Dewa Gila Lembah Kematian menjerit kesakitan ketika cakaran dan hantaman telapak tangan Pendekar Naga Putih tepat mengenai sasarannya! Dan tubuh kurus itupun langsung terpental deras hingga lima tombak jauhnya. Lalu, terbanting keatas tanah berbatu. Namun daya tahan tokoh sakti Lembah Kematian itu memang tidak lumrah bagi manusia biasa! Secepatnya tubuhnya jatuh, secepat pula ia melompat bangkit, meski agak terhuyung dan limbungke belakang. Cairan merah pun tampak menetes dari sudut bibirnya. Sayang pada saat tubuh kakek kurus itu tertatih mundur, sebuah tendangan keras dari Pendekar Naga Putih telah bersarang di dadanya!
Buggg…!
“Huaaakh…!”
Darah segar langsung menyembur dari mulut kakek kurus itu. tubuhnya kembali terjengkang hingga mencapai tiga batang tombak dan terbanting jatuh tanpa dapat bangkit kembali. Kakek kurus itu menggelepar ditanah, jari tangannya bergerak-gerak menahan rasa sakit bukan kepalang.
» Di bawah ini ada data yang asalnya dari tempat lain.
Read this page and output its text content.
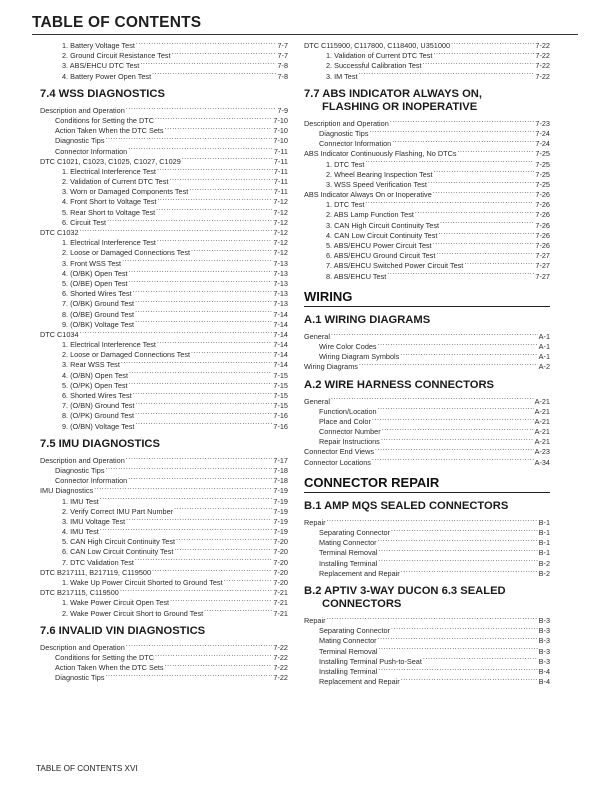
TABLE OF CONTENTS
1. Battery Voltage Test .....	7-7
2. Ground Circuit Resistance Test .....	7-7
3. ABS/EHCU DTC Test .....	7-8
4. Battery Power Open Test .....	7-8
7.4 WSS DIAGNOSTICS
Description and Operation .....	7-9
Conditions for Setting the DTC .....	7-10
Action Taken When the DTC Sets .....	7-10
Diagnostic Tips .....	7-10
Connector Information .....	7-11
DTC C1021, C1023, C1025, C1027, C1029 .....	7-11
1. Electrical Interference Test .....	7-11
2. Validation of Current DTC Test .....	7-11
3. Worn or Damaged Components Test .....	7-11
4. Front Short to Voltage Test .....	7-12
5. Rear Short to Voltage Test .....	7-12
6. Circuit Test .....	7-12
DTC C1032 .....	7-12
1. Electrical Interference Test .....	7-12
2. Loose or Damaged Connections Test .....	7-12
3. Front WSS Test .....	7-13
4. (O/BK) Open Test .....	7-13
5. (O/BE) Open Test .....	7-13
6. Shorted Wires Test .....	7-13
7. (O/BK) Ground Test .....	7-13
8. (O/BE) Ground Test .....	7-14
9. (O/BK) Voltage Test .....	7-14
DTC C1034 .....	7-14
1. Electrical Interference Test .....	7-14
2. Loose or Damaged Connections Test .....	7-14
3. Rear WSS Test .....	7-14
4. (O/BN) Open Test .....	7-15
5. (O/PK) Open Test .....	7-15
6. Shorted Wires Test .....	7-15
7. (O/BN) Ground Test .....	7-15
8. (O/PK) Ground Test .....	7-16
9. (O/BN) Voltage Test .....	7-16
7.5 IMU DIAGNOSTICS
Description and Operation .....	7-17
Diagnostic Tips .....	7-18
Connector Information .....	7-18
IMU Diagnostics .....	7-19
1. IMU Test .....	7-19
2. Verify Correct IMU Part Number .....	7-19
3. IMU Voltage Test .....	7-19
4. IMU Test .....	7-19
5. CAN High Circuit Continuity Test .....	7-20
6. CAN Low Circuit Continuity Test .....	7-20
7. DTC Validation Test .....	7-20
DTC B217111, B217119, C119500 .....	7-20
1. Wake Up Power Circuit Shorted to Ground Test .....	7-20
DTC B217115, C119500 .....	7-21
1. Wake Power Circuit Open Test .....	7-21
2. Wake Power Circuit Short to Ground Test .....	7-21
7.6 INVALID VIN DIAGNOSTICS
Description and Operation .....	7-22
Conditions for Setting the DTC .....	7-22
Action Taken When the DTC Sets .....	7-22
Diagnostic Tips .....	7-22
DTC C115900, C117800, C118400, U351000 .....	7-22
1. Validation of Current DTC Test .....	7-22
2. Successful Calibration Test .....	7-22
3. IM Test .....	7-22
7.7 ABS INDICATOR ALWAYS ON,
FLASHING OR INOPERATIVE
Description and Operation .....	7-23
Diagnostic Tips .....	7-24
Connector Information .....	7-24
ABS Indicator Continuously Flashing, No DTCs .....	7-25
1. DTC Test .....	7-25
2. Wheel Bearing Inspection Test .....	7-25
3. WSS Speed Verification Test .....	7-25
ABS Indicator Always On or Inoperative .....	7-26
1. DTC Test .....	7-26
2. ABS Lamp Function Test .....	7-26
3. CAN High Circuit Continuity Test .....	7-26
4. CAN Low Circuit Continuity Test .....	7-26
5. ABS/EHCU Power Circuit Test .....	7-26
6. ABS/EHCU Ground Circuit Test .....	7-27
7. ABS/EHCU Switched Power Circuit Test .....	7-27
8. ABS/EHCU Test .....	7-27
WIRING
A.1 WIRING DIAGRAMS
General .....	A-1
Wire Color Codes .....	A-1
Wiring Diagram Symbols .....	A-1
Wiring Diagrams .....	A-2
A.2 WIRE HARNESS CONNECTORS
General .....	A-21
Function/Location .....	A-21
Place and Color .....	A-21
Connector Number .....	A-21
Repair Instructions .....	A-21
Connector End Views .....	A-23
Connector Locations .....	A-34
CONNECTOR REPAIR
B.1 AMP MQS SEALED CONNECTORS
Repair .....	B-1
Separating Connector .....	B-1
Mating Connector .....	B-1
Terminal Removal .....	B-1
Installing Terminal .....	B-2
Replacement and Repair .....	B-2
B.2 APTIV 3-WAY DUCON 6.3 SEALED
CONNECTORS
Repair .....	B-3
Separating Connector .....	B-3
Mating Connector .....	B-3
Terminal Removal .....	B-3
Installing Terminal Push-to-Seat .....	B-3
Installing Terminal .....	B-4
Replacement and Repair .....	B-4
TABLE OF CONTENTS XVI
Melihat lawannya sudah tergeletak dengan napas satu- satu, Pendekar Naga Putih melangkah hati-hati mendekatinya. Otot-otot tubuhnya tetap menegang, siap menghadapi serangan mendadak. Namun ketika mendapat kenyataan bahwa Dewa Gila Lembah Kematian sudah tidak mampu bangkit lagi,cepat pemuda tampan itu membungkuk dan memeriksa tubuh kakek kurus itu.
“Maafkan aku, Kakek. Semua ini terjadi karena kau yang memaksaku,” ucap Panji yang bersiap untuk mengobati luka-luka lawannya.
“Kau sama sekali tidak bersalah, Anak Muda. Memang kematian seperti inilah yang kudambakan semenjak dahulu. Aku tidak sudi mati karena penyakit tua. Itulah sebabnya mengapa aku selalu membunuh siapa saja yang memasuki lembah ini. dan sekarang aku benar-benar merasa puas.”
Setelah mengucapkan kata-kata itu, kepala Dewa Gila Lembah Kematian terkulai. Karena nyawanya telah meningggalkan raga. Tokoh sakti menggiriskan itu tewas dengan senyum puas yang menghias wajahnya.
Pendekar Naga Putih termenung sesaat setelah mengetahui Dewa Gila Lembah Kematian benar-benar telah pergi. Beberapa saatckemudian, pemuda tampan itu bergerak bangkit. Digalinya tanah gembur untuk menguburkan ketiga sosok mayat yang tergeletak ditempat itu.
Tak lama kemudian, Pendekar Naga Putih bergegas meninggalkan Lembah Kematian untuk menjemput kekasihnya. Hatinya lega. Karena bencana yang dibuat oleh tokoh-tokoh Lembah Beracun yang membuatnya sampai tersesat di Lembah Kematian itu telah berakhir.
Hembusan angin bersilir lembut, mengiringi ayunan langkah Pendekar Naga Putih. Sejenak kepala pemuda tampan itu menengadah menatap cakrawala luas. Sepertinya pemuda tampan itu tengah membayangkan petualangan-petualangan lainnya yang merupakan garis perjalanan hidupnya.